Though the Four Pillars Model helps clarify what comprehensive PBR is, translating it into real reforms will require moving beyond abstract principles. To assist regulators and stakeholders on this journey, the report also provides:

  • An introduction to the PBR toolkit. We discuss a variety of PBR tools, including multiyear rate plans, revenue decoupling mechanisms, different capex-opex equalization strategies, and also metrics, scorecards, and performance incentive mechanisms (PIMs). We also explore a number of alternative ways to structure PIM financial incentives, ranging from simple lump-sum rewards for good performance to shared savings mechanisms, return on equity incentives, and more complex formulations.
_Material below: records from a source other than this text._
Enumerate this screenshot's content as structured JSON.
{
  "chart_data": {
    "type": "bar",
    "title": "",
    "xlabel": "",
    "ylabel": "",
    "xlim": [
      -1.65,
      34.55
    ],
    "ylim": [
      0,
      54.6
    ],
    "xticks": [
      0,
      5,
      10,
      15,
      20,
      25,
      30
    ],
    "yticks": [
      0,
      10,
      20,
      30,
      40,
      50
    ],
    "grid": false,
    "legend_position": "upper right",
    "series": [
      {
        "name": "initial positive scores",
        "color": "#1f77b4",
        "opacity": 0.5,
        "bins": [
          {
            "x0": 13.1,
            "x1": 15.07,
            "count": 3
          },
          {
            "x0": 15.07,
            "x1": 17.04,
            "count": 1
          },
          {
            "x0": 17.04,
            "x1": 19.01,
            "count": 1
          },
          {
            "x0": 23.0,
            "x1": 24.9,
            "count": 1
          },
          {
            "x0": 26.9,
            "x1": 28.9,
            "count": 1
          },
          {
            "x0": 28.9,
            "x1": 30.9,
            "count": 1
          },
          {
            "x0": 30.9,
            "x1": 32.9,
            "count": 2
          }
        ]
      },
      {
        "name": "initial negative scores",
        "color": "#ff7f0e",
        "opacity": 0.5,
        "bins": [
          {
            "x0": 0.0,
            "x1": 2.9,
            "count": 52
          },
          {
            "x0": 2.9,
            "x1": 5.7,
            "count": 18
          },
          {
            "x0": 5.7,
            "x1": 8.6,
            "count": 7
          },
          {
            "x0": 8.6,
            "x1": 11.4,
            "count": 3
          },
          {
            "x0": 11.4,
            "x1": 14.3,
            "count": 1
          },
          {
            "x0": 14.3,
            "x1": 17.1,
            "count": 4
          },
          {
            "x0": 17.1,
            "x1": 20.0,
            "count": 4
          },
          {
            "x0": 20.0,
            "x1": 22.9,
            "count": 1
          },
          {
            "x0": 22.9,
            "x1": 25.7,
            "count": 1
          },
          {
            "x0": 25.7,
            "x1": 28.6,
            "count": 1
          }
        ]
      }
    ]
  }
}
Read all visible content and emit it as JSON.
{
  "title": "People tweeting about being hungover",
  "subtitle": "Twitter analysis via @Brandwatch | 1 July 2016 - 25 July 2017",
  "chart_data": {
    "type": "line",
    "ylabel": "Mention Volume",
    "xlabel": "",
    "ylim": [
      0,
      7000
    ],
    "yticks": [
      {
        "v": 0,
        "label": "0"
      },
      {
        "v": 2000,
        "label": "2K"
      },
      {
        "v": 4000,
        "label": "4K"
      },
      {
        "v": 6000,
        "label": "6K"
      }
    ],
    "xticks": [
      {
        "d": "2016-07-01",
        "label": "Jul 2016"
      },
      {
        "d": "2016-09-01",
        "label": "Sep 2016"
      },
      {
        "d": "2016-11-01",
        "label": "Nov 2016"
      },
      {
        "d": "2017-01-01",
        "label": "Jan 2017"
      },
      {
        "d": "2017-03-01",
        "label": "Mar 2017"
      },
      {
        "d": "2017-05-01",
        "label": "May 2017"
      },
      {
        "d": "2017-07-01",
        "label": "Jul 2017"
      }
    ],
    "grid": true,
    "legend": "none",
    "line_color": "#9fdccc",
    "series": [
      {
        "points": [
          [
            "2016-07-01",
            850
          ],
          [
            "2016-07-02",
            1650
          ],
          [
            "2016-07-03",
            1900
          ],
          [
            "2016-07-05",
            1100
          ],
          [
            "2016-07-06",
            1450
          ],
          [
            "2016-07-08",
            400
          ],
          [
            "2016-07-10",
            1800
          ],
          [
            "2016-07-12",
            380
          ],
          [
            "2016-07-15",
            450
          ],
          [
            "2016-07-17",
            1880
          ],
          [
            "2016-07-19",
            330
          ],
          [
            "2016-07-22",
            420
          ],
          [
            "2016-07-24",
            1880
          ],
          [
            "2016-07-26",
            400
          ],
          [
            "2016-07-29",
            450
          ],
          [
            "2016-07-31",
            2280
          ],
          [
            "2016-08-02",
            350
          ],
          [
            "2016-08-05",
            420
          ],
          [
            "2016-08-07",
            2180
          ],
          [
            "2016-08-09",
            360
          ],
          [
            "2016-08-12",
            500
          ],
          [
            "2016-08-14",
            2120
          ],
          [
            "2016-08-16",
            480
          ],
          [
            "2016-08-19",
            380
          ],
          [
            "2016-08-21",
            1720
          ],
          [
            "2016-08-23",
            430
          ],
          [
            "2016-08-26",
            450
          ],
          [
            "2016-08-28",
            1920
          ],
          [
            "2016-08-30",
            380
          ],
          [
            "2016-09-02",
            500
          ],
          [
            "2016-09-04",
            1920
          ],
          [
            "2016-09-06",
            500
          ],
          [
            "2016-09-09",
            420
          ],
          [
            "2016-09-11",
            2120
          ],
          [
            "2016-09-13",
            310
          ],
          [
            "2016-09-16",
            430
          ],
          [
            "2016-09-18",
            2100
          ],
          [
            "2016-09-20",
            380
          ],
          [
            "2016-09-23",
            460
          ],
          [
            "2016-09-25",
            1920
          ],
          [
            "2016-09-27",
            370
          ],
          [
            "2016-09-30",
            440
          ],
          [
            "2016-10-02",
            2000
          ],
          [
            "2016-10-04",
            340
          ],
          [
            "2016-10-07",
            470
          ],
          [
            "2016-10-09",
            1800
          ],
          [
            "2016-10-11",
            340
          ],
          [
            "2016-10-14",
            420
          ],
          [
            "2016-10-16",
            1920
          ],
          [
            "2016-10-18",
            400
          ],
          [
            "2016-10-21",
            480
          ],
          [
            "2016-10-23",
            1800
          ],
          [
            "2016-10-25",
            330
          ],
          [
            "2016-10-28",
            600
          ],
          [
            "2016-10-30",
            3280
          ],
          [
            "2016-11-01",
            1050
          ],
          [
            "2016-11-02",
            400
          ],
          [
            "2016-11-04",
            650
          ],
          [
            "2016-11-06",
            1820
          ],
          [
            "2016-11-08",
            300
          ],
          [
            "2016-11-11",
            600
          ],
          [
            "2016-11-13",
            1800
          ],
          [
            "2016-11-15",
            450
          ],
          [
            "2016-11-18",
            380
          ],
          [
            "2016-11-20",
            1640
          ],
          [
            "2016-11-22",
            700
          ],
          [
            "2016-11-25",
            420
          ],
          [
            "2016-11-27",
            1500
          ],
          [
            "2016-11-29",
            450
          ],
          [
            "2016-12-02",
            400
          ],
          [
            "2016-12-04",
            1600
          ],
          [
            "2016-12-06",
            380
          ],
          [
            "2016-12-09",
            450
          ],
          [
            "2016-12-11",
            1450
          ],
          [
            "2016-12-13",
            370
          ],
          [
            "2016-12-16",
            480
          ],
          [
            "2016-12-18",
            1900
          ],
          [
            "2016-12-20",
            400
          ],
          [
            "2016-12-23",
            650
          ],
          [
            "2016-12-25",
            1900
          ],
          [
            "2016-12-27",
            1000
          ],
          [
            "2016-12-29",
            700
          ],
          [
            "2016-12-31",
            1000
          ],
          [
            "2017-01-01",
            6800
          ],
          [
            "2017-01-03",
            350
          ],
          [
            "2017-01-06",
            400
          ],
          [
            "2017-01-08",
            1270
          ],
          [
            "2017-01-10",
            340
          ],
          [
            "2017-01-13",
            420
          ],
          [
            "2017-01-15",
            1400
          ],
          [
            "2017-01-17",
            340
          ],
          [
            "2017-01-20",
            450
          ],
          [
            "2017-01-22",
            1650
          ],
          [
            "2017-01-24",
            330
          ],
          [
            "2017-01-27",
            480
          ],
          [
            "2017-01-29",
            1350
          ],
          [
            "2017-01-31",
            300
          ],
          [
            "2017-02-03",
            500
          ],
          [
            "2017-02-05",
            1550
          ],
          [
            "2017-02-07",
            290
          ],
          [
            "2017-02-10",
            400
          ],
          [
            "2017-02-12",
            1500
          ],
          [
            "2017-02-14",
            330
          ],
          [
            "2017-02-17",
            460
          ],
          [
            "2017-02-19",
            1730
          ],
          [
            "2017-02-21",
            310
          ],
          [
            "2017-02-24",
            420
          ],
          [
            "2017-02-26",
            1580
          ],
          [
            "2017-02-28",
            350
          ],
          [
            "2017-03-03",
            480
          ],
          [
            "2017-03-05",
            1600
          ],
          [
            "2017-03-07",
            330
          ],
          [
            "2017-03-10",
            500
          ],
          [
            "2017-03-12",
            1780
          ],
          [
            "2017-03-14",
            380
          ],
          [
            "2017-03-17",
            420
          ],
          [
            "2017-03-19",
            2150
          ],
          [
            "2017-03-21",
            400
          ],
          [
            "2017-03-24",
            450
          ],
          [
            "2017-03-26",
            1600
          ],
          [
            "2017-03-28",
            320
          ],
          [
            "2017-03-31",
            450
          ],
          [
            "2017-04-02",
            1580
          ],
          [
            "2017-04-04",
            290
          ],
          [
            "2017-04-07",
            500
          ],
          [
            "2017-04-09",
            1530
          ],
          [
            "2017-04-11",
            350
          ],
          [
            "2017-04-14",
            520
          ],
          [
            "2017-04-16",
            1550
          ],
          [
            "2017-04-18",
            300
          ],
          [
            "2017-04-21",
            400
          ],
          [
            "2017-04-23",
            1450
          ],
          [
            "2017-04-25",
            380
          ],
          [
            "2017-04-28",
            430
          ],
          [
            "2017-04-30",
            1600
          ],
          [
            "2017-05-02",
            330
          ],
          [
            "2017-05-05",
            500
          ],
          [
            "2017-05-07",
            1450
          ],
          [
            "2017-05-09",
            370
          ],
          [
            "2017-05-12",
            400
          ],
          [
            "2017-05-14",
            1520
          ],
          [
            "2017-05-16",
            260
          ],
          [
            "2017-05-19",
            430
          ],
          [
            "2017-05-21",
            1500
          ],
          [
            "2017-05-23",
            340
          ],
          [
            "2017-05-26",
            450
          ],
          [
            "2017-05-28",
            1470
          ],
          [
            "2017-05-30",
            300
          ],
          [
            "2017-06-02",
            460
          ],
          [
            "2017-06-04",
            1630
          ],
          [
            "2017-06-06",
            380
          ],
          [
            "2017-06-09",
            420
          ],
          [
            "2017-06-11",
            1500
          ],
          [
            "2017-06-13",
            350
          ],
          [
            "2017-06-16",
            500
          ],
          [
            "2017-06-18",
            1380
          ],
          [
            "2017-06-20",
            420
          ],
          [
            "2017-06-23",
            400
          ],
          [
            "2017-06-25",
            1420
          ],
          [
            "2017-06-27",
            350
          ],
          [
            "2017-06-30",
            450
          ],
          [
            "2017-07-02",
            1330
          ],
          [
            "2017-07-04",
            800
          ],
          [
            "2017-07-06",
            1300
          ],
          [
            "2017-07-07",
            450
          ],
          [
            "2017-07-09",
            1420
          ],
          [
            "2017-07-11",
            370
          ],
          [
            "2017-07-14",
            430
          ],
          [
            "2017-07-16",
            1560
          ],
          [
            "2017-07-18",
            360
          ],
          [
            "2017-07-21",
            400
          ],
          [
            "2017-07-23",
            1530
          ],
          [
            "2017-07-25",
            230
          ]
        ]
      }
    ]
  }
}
  • Suggestions for how to apply the Four Pillars Model to guide reform. We suggest a number of ways the Four Pillars model could be utilized by regulators and advocates, such as to assess the current regulatory framework and evaluate proposed PBR reforms for comprehensiveness. We also discuss how PBR fits into the broader regulatory context and highlight a number of potentially synergistic reforms.
  • Tips for conducting the reform process. Even small regulatory changes can be complex to implement, and the prospect of restructuring an entire framework may seem intimidating. We propose some ways regulators can break down the process to be more manageable and yield better results.
  • A case study. We discuss Hawaii’s current PBR framework as a real-world example of the four pillars in action.

Comprehensive PBR offers a solution to many of the undesirable outcomes of traditional COSR, and its impact is likely to be even greater when adopted in conjunction with other synergistic policies. We hope the addition of the Four Pillars Model to the regulatory toolbox will help public utility commissions bring the regulations of public utilities into better alignment with 21st-century policy goals.